JWilliam Morris, o grande fundador do movimento Arts & Crafts, do século 19, na Inglaterra, me inspira muito. De forma resumida, ele defendia que a boa arte deve estar na cortina, na estampa do sofá, no bule de chá. Na embalagem do biscoito. Ela deve fazer um bem cotidiano. A arte não é aquele momento separado da vida, de contemplação plácida. Acredito na possibilidade da boa arte para muita gente. Ele também trabalhou com os folk tales, os contos populares. Aqui no Brasil, o Movimento Armorial, de Ariano Suassuna, conversa um pouco com tudo isso. William Morris foi um grande designer que acreditava na qualidade do popular e nos processos artesanais e manufaturados. Ele é o santo padroeiro de vários ilustradores. Na literatura propriamente dita tive a sorte de ter convivido com a Elvira Vigna, a Angela Lago e a Heloisa Prieto, autoras e pessoas que foram e são referências para mim. De certa forma elas me ensinaram a como me portar como uma mulher autora, como pesquisar, como ter uma autoestima saudável, pé no chão. Trata-se de mulheres incríveis que foram, de certa maneira, tutoras para mim. Fui convidada para ir à Flip (Festa Literária Internacional de Paraty) muito jovem, fiquei supernervosa, e a Elvira me ajudou muito. 

NO que não pode faltar em um bom livro infantil?

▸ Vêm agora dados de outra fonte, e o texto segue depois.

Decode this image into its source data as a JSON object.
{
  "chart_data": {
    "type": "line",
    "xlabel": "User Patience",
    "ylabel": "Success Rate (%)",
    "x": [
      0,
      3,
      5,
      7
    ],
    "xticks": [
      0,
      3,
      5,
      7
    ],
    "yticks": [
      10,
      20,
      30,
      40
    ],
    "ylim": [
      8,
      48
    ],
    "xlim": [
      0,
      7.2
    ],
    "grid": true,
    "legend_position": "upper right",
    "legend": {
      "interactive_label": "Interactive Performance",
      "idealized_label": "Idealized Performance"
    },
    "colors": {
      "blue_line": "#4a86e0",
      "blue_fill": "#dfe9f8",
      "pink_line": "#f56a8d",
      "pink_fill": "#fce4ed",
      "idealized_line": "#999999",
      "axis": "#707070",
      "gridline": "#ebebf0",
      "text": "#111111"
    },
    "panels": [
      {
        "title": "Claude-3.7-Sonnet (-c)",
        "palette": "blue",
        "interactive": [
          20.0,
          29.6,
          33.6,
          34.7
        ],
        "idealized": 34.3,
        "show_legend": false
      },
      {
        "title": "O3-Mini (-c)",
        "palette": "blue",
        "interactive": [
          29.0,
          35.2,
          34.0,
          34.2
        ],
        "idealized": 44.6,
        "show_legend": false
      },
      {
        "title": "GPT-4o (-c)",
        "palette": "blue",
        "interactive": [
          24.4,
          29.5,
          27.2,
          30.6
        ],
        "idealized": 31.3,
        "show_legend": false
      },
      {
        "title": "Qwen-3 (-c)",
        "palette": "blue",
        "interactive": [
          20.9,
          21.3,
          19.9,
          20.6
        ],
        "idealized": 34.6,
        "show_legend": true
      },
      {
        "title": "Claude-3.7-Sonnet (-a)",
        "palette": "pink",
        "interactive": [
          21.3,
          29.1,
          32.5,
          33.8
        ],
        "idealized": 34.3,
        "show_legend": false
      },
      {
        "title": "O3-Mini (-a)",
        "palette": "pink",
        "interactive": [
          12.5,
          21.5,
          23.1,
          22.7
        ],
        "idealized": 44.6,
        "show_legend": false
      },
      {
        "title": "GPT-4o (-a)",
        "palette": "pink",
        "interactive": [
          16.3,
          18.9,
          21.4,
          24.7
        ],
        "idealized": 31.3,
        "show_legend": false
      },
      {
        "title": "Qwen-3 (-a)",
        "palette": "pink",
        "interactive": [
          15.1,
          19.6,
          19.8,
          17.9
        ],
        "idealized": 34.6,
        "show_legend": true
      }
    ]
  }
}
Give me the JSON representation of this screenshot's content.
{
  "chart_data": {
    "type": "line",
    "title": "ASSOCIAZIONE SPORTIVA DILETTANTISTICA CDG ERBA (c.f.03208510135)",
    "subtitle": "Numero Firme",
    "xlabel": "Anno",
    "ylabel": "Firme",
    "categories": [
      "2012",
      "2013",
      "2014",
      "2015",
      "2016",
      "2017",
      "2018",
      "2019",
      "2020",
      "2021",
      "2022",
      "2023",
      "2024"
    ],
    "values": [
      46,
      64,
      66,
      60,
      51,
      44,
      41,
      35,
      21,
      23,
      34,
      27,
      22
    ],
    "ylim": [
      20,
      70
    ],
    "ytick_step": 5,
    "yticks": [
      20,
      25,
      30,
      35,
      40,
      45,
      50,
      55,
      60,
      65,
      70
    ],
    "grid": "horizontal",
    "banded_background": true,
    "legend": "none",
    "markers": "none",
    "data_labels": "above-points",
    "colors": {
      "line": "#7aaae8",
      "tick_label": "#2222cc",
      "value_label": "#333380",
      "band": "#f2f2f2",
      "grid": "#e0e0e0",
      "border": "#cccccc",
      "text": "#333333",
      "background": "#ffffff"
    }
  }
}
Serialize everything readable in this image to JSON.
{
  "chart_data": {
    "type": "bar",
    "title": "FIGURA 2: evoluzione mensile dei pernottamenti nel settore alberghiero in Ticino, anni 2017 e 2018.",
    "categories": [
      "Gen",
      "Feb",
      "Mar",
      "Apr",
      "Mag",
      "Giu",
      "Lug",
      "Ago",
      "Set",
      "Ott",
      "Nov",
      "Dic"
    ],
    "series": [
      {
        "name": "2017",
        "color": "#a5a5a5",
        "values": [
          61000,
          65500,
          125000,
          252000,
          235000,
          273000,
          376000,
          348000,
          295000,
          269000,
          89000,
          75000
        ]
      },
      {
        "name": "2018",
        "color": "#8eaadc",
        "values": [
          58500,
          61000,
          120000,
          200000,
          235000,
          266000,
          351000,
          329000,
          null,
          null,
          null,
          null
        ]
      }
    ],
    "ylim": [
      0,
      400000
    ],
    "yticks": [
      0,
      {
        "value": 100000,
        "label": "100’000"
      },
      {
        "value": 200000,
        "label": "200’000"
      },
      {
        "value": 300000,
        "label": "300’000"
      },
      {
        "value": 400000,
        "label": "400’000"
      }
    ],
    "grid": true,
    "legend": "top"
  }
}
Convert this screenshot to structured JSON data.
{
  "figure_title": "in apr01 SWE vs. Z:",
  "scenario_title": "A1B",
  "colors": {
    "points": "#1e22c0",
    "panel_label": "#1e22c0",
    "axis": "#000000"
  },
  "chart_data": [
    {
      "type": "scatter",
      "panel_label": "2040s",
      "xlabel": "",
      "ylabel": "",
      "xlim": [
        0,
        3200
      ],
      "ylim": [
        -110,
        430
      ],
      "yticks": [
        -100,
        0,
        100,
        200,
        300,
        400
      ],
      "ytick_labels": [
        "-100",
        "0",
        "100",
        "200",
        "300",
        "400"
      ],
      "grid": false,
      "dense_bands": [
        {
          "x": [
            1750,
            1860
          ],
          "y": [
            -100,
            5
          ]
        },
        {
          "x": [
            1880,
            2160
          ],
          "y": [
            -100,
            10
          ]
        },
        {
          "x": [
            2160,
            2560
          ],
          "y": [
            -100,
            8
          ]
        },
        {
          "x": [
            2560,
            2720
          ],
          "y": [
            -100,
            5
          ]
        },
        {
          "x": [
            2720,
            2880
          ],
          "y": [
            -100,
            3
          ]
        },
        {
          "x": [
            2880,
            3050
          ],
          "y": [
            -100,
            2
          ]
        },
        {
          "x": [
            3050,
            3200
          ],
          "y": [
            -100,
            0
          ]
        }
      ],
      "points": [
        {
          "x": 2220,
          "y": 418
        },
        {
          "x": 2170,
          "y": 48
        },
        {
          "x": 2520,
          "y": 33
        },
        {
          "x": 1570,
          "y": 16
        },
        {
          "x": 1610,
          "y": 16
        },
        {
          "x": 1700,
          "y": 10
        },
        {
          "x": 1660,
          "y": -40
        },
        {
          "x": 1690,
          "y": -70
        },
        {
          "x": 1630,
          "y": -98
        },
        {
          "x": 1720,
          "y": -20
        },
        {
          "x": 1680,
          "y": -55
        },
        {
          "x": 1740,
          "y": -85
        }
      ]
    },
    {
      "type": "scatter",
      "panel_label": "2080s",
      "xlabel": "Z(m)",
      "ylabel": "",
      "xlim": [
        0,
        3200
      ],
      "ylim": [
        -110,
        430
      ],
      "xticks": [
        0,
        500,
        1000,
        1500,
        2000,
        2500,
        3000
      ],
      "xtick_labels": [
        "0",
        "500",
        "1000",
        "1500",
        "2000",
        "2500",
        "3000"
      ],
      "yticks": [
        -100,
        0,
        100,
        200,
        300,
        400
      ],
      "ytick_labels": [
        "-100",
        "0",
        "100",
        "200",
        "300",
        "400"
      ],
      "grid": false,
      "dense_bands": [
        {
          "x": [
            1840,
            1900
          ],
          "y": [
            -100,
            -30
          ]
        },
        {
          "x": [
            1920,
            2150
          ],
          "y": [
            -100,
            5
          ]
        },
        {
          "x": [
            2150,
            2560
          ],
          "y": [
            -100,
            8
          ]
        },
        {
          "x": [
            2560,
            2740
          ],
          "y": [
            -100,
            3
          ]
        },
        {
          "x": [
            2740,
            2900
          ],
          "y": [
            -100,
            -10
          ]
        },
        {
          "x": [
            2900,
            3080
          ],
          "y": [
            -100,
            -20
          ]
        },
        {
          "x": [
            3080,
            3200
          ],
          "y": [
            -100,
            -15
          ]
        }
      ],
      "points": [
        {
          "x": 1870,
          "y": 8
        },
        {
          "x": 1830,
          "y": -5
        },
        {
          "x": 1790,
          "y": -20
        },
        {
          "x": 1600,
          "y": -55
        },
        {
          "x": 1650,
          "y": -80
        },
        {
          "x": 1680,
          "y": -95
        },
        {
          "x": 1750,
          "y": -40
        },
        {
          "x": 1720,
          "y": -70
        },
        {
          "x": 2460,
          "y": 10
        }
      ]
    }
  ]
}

JQualidade. Uma boa imagem e um bom texto têm um papel formativo, não pode ser qualquer coisa. Também não pode faltar verdade; o autor não pode mentir para a criança. O Pedro vira porco-espinho fala uma grande verdade do mundo das crianças, que ninguém conversa com elas. Também não pode faltar curiosidade, algo que desperte nelas o impulso da pergunta, do movimento. É preciso criar movimento interno na criança. Quando a história é muito contemplativa, tranquila, acho que não funciona. E o livro precisa de bons personagens; pode ser um pato, uma menina, uma cadeira. Bons personagens fazem muita diferença. O livro é um primeiro ambiente seguro para a criança lidar com a angústia e com a alteridade, e bons personagens permitem isso. Para as crianças pequenas, a representação do cotidiano é importante. A criança precisa se ver representada, não pode ser algo abstrato. É preciso criarmos histórias nas quais a criança vê uma família como a sua, um cotidiano como o seu. Milhares de famílias têm mãe solo, e precisamos de livros assim. A criança precisa sentir que a sua família, seu cotidiano e sua vida são dignos de estar em um livro.